Die TAGESZEITUNG hat bei Reinhold Messner nachgefragt.

TAGESZEITUNG Online: Herr Messner, Sie bekommen das Ehrenzeichen des Landes Tirol. Was empfinden Sie?

Reinhold Messner: In dieser Konstellation ist es akzeptabel, denn mit uns haben drei liberale, relativ freie, sozialdemokratisch denkende Menschen dieses Angebot erhalten.

Sie sprechen von Angebot?

Ja, weil man ja vorher gefragt wird, ob man die Auszeichnung annimmt. Ich habe früher auch öfter Nein gesagt. Aber in der derzeitigen Konstellation, die wir Südtirol haben, ist die Auszeichnung ein Statement …

Mit Konstellation meinen Sie?

Die ganze Konstellation im Rahmen der Vergabe der Bus-Konzessionen, die SAD-Affäre. Ich sage Ihnen ganz ehrlich: Ich fühle mich derzeit in Südtirol nicht gerade glücklich. Ich sehe, dass wir zerbröseln. Und ich denke dabei nicht nur an den SAD-Skandal. Wir erleben auch in Südtirol das, was in anderen Demokratien passiert, ich denke da an die vielen Menschen, die sich nicht impfen lassen. Uns als Minderheit erwischt es dabei härter, als andere Demokratien. Wir haben – wenn Sie nach Deutschland blicken – eine Situation wie in den 1920er-Jahren. Ich bin ein älterer Herr, völlig zufrieden, ich lebe – auch aufgrund der Pandemie – zurückgezogen und beobachte die Welt noch mehr als sonst.

Sie haben keinen Augenblick daran gedacht, die Auszeichnung nicht anzunehmen?

Nein, weil die Auszeichnung auch ein Statement zugunsten des Landeshauptmannes ist …

Arno Kompatscher steht derzeit mächtig unter Druck …

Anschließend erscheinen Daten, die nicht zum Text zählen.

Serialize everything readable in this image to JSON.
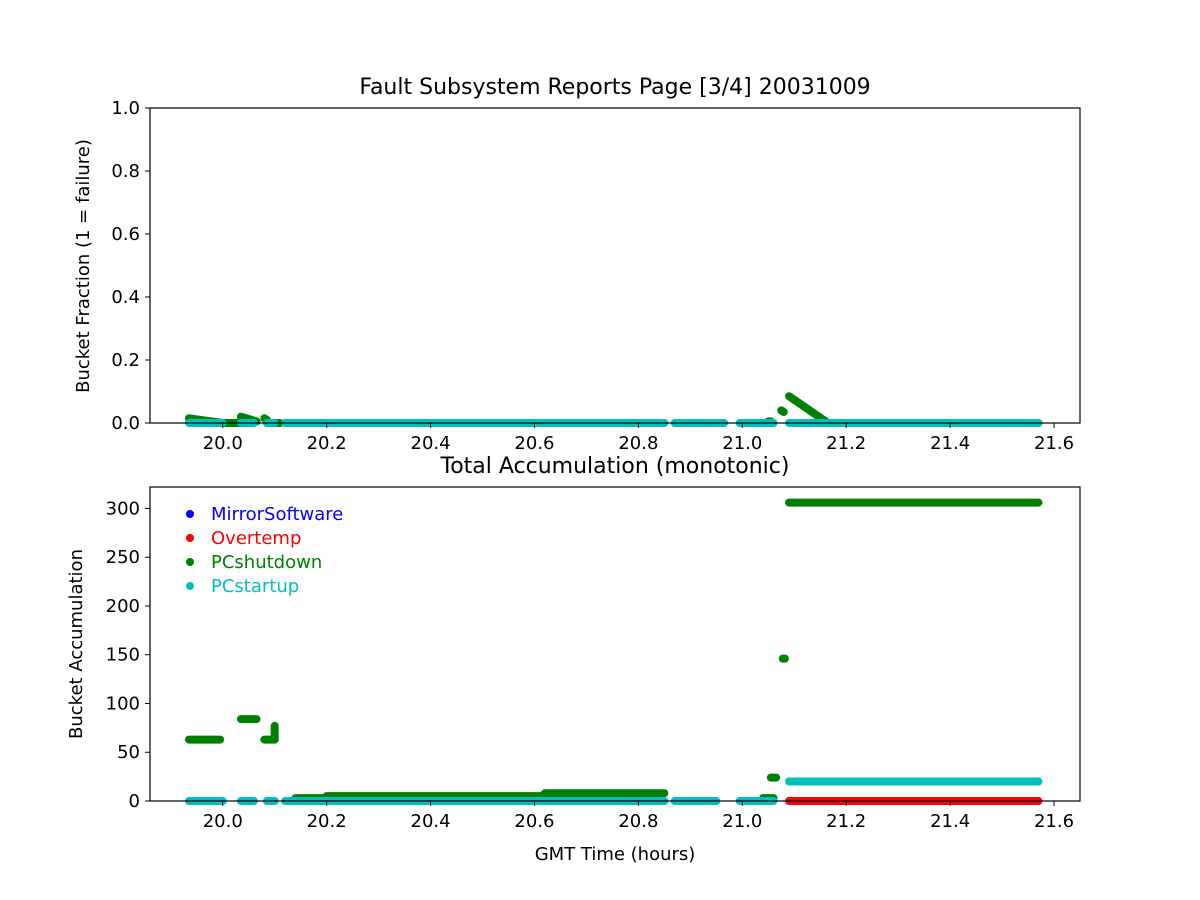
{
  "figure": {
    "top_title": "Fault Subsystem Reports Page [3/4] 20031009",
    "bottom_title": "Total Accumulation (monotonic)",
    "top_ylabel": "Bucket Fraction (1 = failure)",
    "bottom_ylabel": "Bucket Accumulation",
    "xlabel": "GMT Time (hours)"
  },
  "colors": {
    "MirrorSoftware": "#0000ff",
    "Overtemp": "#ff0000",
    "PCshutdown": "#008000",
    "PCstartup": "#00bfbf"
  },
  "chart_data": [
    {
      "type": "scatter",
      "title": "Fault Subsystem Reports Page [3/4] 20031009",
      "xlabel": "",
      "ylabel": "Bucket Fraction (1 = failure)",
      "xlim": [
        19.86,
        21.65
      ],
      "ylim": [
        0,
        1
      ],
      "xticks": [
        "20.0",
        "20.2",
        "20.4",
        "20.6",
        "20.8",
        "21.0",
        "21.2",
        "21.4",
        "21.6"
      ],
      "yticks": [
        "0.0",
        "0.2",
        "0.4",
        "0.6",
        "0.8",
        "1.0"
      ],
      "grid": false,
      "series": [
        {
          "name": "PCshutdown",
          "segments": [
            {
              "x": [
                19.935,
                20.0
              ],
              "y": [
                0.015,
                0.0
              ]
            },
            {
              "x": [
                20.0,
                20.035
              ],
              "y": [
                0.0,
                0.0
              ]
            },
            {
              "x": [
                20.035,
                20.065
              ],
              "y": [
                0.02,
                0.005
              ]
            },
            {
              "x": [
                20.08,
                20.085
              ],
              "y": [
                0.015,
                0.01
              ]
            },
            {
              "x": [
                20.085,
                20.11
              ],
              "y": [
                0.0,
                0.0
              ]
            },
            {
              "x": [
                21.05,
                21.055
              ],
              "y": [
                0.005,
                0.005
              ]
            },
            {
              "x": [
                21.075,
                21.08
              ],
              "y": [
                0.04,
                0.035
              ]
            },
            {
              "x": [
                21.09,
                21.165
              ],
              "y": [
                0.085,
                0.0
              ]
            },
            {
              "x": [
                21.165,
                21.57
              ],
              "y": [
                0.0,
                0.0
              ]
            }
          ]
        },
        {
          "name": "PCstartup",
          "segments": [
            {
              "x": [
                19.935,
                20.0
              ],
              "y": [
                0.0,
                0.0
              ]
            },
            {
              "x": [
                20.035,
                20.06
              ],
              "y": [
                0.0,
                0.0
              ]
            },
            {
              "x": [
                20.085,
                20.1
              ],
              "y": [
                0.0,
                0.0
              ]
            },
            {
              "x": [
                20.12,
                20.85
              ],
              "y": [
                0.0,
                0.0
              ]
            },
            {
              "x": [
                20.87,
                20.95
              ],
              "y": [
                0.0,
                0.0
              ]
            },
            {
              "x": [
                20.955,
                20.965
              ],
              "y": [
                0.0,
                0.0
              ]
            },
            {
              "x": [
                20.995,
                21.06
              ],
              "y": [
                0.0,
                0.0
              ]
            },
            {
              "x": [
                21.09,
                21.57
              ],
              "y": [
                0.0,
                0.0
              ]
            }
          ]
        }
      ]
    },
    {
      "type": "scatter",
      "title": "Total Accumulation (monotonic)",
      "xlabel": "GMT Time (hours)",
      "ylabel": "Bucket Accumulation",
      "xlim": [
        19.86,
        21.65
      ],
      "ylim": [
        0,
        322
      ],
      "xticks": [
        "20.0",
        "20.2",
        "20.4",
        "20.6",
        "20.8",
        "21.0",
        "21.2",
        "21.4",
        "21.6"
      ],
      "yticks": [
        "0",
        "50",
        "100",
        "150",
        "200",
        "250",
        "300"
      ],
      "grid": false,
      "legend": "top-left",
      "series": [
        {
          "name": "MirrorSoftware",
          "segments": []
        },
        {
          "name": "Overtemp",
          "segments": [
            {
              "x": [
                21.09,
                21.57
              ],
              "y": [
                0,
                0
              ]
            }
          ]
        },
        {
          "name": "PCshutdown",
          "segments": [
            {
              "x": [
                19.935,
                19.995
              ],
              "y": [
                63,
                63
              ]
            },
            {
              "x": [
                20.035,
                20.065
              ],
              "y": [
                84,
                84
              ]
            },
            {
              "x": [
                20.08,
                20.1
              ],
              "y": [
                63,
                63
              ]
            },
            {
              "x": [
                20.1,
                20.1
              ],
              "y": [
                63,
                77
              ]
            },
            {
              "x": [
                20.14,
                20.2
              ],
              "y": [
                3,
                3
              ]
            },
            {
              "x": [
                20.2,
                20.62
              ],
              "y": [
                5,
                5
              ]
            },
            {
              "x": [
                20.62,
                20.85
              ],
              "y": [
                8,
                8
              ]
            },
            {
              "x": [
                21.04,
                21.06
              ],
              "y": [
                3,
                3
              ]
            },
            {
              "x": [
                21.055,
                21.065
              ],
              "y": [
                24,
                24
              ]
            },
            {
              "x": [
                21.078,
                21.082
              ],
              "y": [
                146,
                146
              ]
            },
            {
              "x": [
                21.09,
                21.57
              ],
              "y": [
                306,
                306
              ]
            }
          ]
        },
        {
          "name": "PCstartup",
          "segments": [
            {
              "x": [
                19.935,
                20.0
              ],
              "y": [
                0,
                0
              ]
            },
            {
              "x": [
                20.035,
                20.06
              ],
              "y": [
                0,
                0
              ]
            },
            {
              "x": [
                20.085,
                20.1
              ],
              "y": [
                0,
                0
              ]
            },
            {
              "x": [
                20.12,
                20.85
              ],
              "y": [
                0,
                0
              ]
            },
            {
              "x": [
                20.87,
                20.95
              ],
              "y": [
                0,
                0
              ]
            },
            {
              "x": [
                20.995,
                21.06
              ],
              "y": [
                0,
                0
              ]
            },
            {
              "x": [
                21.09,
                21.57
              ],
              "y": [
                20,
                20
              ]
            }
          ]
        }
      ]
    }
  ]
}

Weil ihm die „Dolomiten“ die Hölle heiß macht? Nein, ich finde nicht, dass er unter Druck steht. Das sieht man an den hervorragenden Umfragewerten, die Kompatscher hat. Das ist ein wichtiges Zeichen, denn das bedeutet, dass die größere Zahl der Menschen in Südtirol endlich kapiert hat, dass das, was medial passiert, nicht mehr trägt wie früher. Früher war jemand, der von den Athesia-Medien abgestraft wurde erledigt. Heute funktioniert das nicht mehr …

Finden Sie?

Ja, schauen Sie sich die Umfragewerte Kompatschers an. So schlimm wie Kompatscher und dessen Getreue wurde von den „Dolomiten“ schon lange niemand mehr abgestraft. Aber die Menschen haben verstanden, dass der Landeshauptmann integer ist. Er hat das durchgestanden. Mit anderen Worten: Wenn jemand so attackiert wird wie der Landeshauptmann und dann trotzdem weitaus die Nummer eins ist, dann heißt das, dass die Leute sich nicht mehr beeinflussen lassen. Das macht mir Freude.

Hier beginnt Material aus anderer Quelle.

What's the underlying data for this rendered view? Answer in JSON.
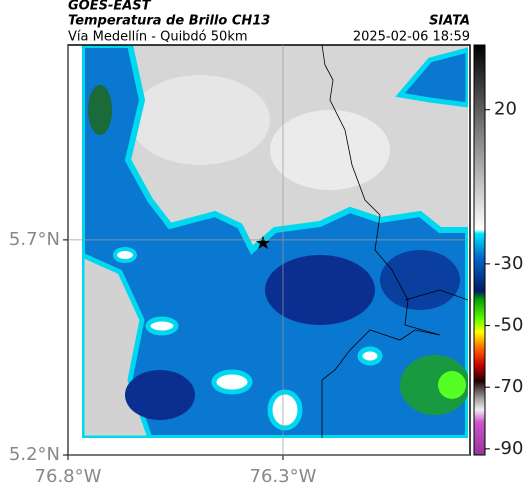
{
  "header": {
    "source": "GOES-EAST",
    "product": "Temperatura de Brillo CH13",
    "route": "Vía Medellín - Quibdó 50km",
    "agency": "SIATA",
    "timestamp": "2025-02-06 18:59"
  },
  "map": {
    "xlim": [
      -76.8,
      -75.865
    ],
    "ylim": [
      5.2,
      6.153
    ],
    "xticks": [
      {
        "value": -76.8,
        "label": "76.8°W"
      },
      {
        "value": -76.3,
        "label": "76.3°W"
      }
    ],
    "yticks": [
      {
        "value": 5.7,
        "label": "5.7°N"
      },
      {
        "value": 5.2,
        "label": "5.2°N"
      }
    ],
    "grid": true
  },
  "colorbar": {
    "clim": [
      -92,
      41
    ],
    "ticks": [
      20,
      -30,
      -50,
      -70,
      -90
    ]
  }
}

Ich habe nichts gegen Athesia …

Sondern?

Ich habe etwas gegen das Medienmonopol und gegen die Art und Weise, wie sie es seit 50 Jahren nutzen.

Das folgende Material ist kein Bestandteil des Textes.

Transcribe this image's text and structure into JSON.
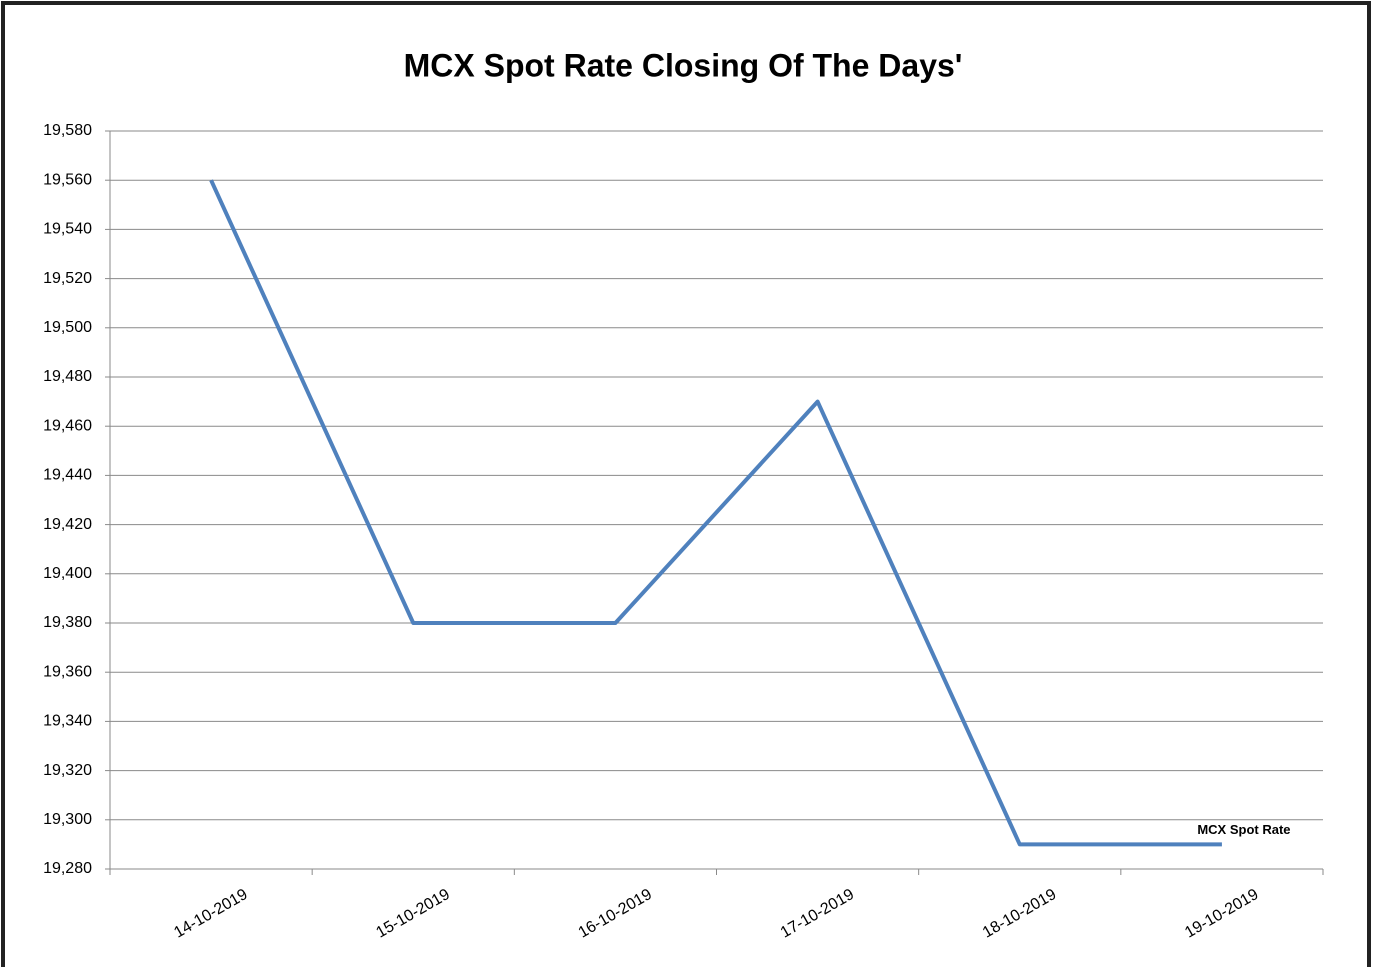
{
  "chart_data": {
    "type": "line",
    "title": "MCX Spot Rate Closing Of The Days'",
    "categories": [
      "14-10-2019",
      "15-10-2019",
      "16-10-2019",
      "17-10-2019",
      "18-10-2019",
      "19-10-2019"
    ],
    "series": [
      {
        "name": "MCX Spot Rate",
        "color": "#4f81bd",
        "values": [
          19560,
          19380,
          19380,
          19470,
          19290,
          19290
        ]
      }
    ],
    "ylim": [
      19280,
      19580
    ],
    "yticks": [
      {
        "value": 19280,
        "label": "19,280"
      },
      {
        "value": 19300,
        "label": "19,300"
      },
      {
        "value": 19320,
        "label": "19,320"
      },
      {
        "value": 19340,
        "label": "19,340"
      },
      {
        "value": 19360,
        "label": "19,360"
      },
      {
        "value": 19380,
        "label": "19,380"
      },
      {
        "value": 19400,
        "label": "19,400"
      },
      {
        "value": 19420,
        "label": "19,420"
      },
      {
        "value": 19440,
        "label": "19,440"
      },
      {
        "value": 19460,
        "label": "19,460"
      },
      {
        "value": 19480,
        "label": "19,480"
      },
      {
        "value": 19500,
        "label": "19,500"
      },
      {
        "value": 19520,
        "label": "19,520"
      },
      {
        "value": 19540,
        "label": "19,540"
      },
      {
        "value": 19560,
        "label": "19,560"
      },
      {
        "value": 19580,
        "label": "19,580"
      }
    ],
    "grid": true
  }
}
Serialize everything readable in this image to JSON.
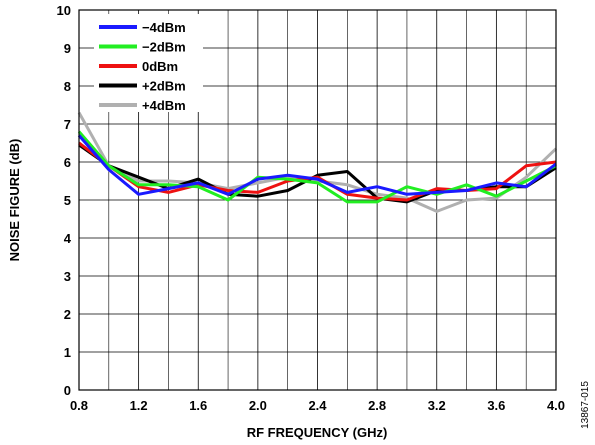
{
  "chart_data": {
    "type": "line",
    "xlabel": "RF FREQUENCY (GHz)",
    "ylabel": "NOISE FIGURE (dB)",
    "xlim": [
      0.8,
      4.0
    ],
    "ylim": [
      0,
      10
    ],
    "x_ticks": [
      "0.8",
      "1.2",
      "1.6",
      "2.0",
      "2.4",
      "2.8",
      "3.2",
      "3.6",
      "4.0"
    ],
    "y_ticks": [
      "0",
      "1",
      "2",
      "3",
      "4",
      "5",
      "6",
      "7",
      "8",
      "9",
      "10"
    ],
    "grid": true,
    "legend_position": "top-left",
    "x": [
      0.8,
      1.0,
      1.2,
      1.4,
      1.6,
      1.8,
      2.0,
      2.2,
      2.4,
      2.6,
      2.8,
      3.0,
      3.2,
      3.4,
      3.6,
      3.8,
      4.0
    ],
    "series": [
      {
        "name": "−4dBm",
        "color": "#1a1aff",
        "values": [
          6.7,
          5.8,
          5.15,
          5.3,
          5.45,
          5.15,
          5.55,
          5.65,
          5.55,
          5.2,
          5.35,
          5.15,
          5.2,
          5.25,
          5.45,
          5.35,
          5.95
        ]
      },
      {
        "name": "−2dBm",
        "color": "#22ee22",
        "values": [
          6.8,
          5.9,
          5.4,
          5.4,
          5.35,
          5.0,
          5.6,
          5.55,
          5.45,
          4.95,
          4.95,
          5.35,
          5.15,
          5.4,
          5.1,
          5.5,
          5.9
        ]
      },
      {
        "name": "0dBm",
        "color": "#ee1111",
        "values": [
          6.5,
          5.9,
          5.35,
          5.2,
          5.4,
          5.25,
          5.2,
          5.5,
          5.6,
          5.15,
          5.05,
          5.0,
          5.3,
          5.25,
          5.3,
          5.9,
          6.0
        ]
      },
      {
        "name": "+2dBm",
        "color": "#000000",
        "values": [
          6.45,
          5.9,
          5.6,
          5.3,
          5.55,
          5.15,
          5.1,
          5.25,
          5.65,
          5.75,
          5.05,
          4.95,
          5.25,
          5.25,
          5.35,
          5.35,
          5.85
        ]
      },
      {
        "name": "+4dBm",
        "color": "#b0b0b0",
        "values": [
          7.3,
          5.9,
          5.5,
          5.5,
          5.45,
          5.3,
          5.45,
          5.6,
          5.5,
          5.4,
          5.15,
          5.05,
          4.7,
          5.0,
          5.05,
          5.6,
          6.35
        ]
      }
    ],
    "figure_id": "13867-015"
  }
}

Sind die Ehrenzeichen für Lilli Gruber, Joseph Zoderer und Sie eine Würdigung des anderen Südtirol?

Wir waren in den 1970er Jahren mit Alexander Langer sicher unter jenen Köpfen, die über unser Land nachgedacht haben. Dass jetzt drei aus dieser Zeit kommende und in die heutige Zeit hineinwirkende Andersdenkende ausgezeichnet werden, das passt. Ich hätte die Auszeichnung nicht gerne mit Wirth Anderlan bekommen.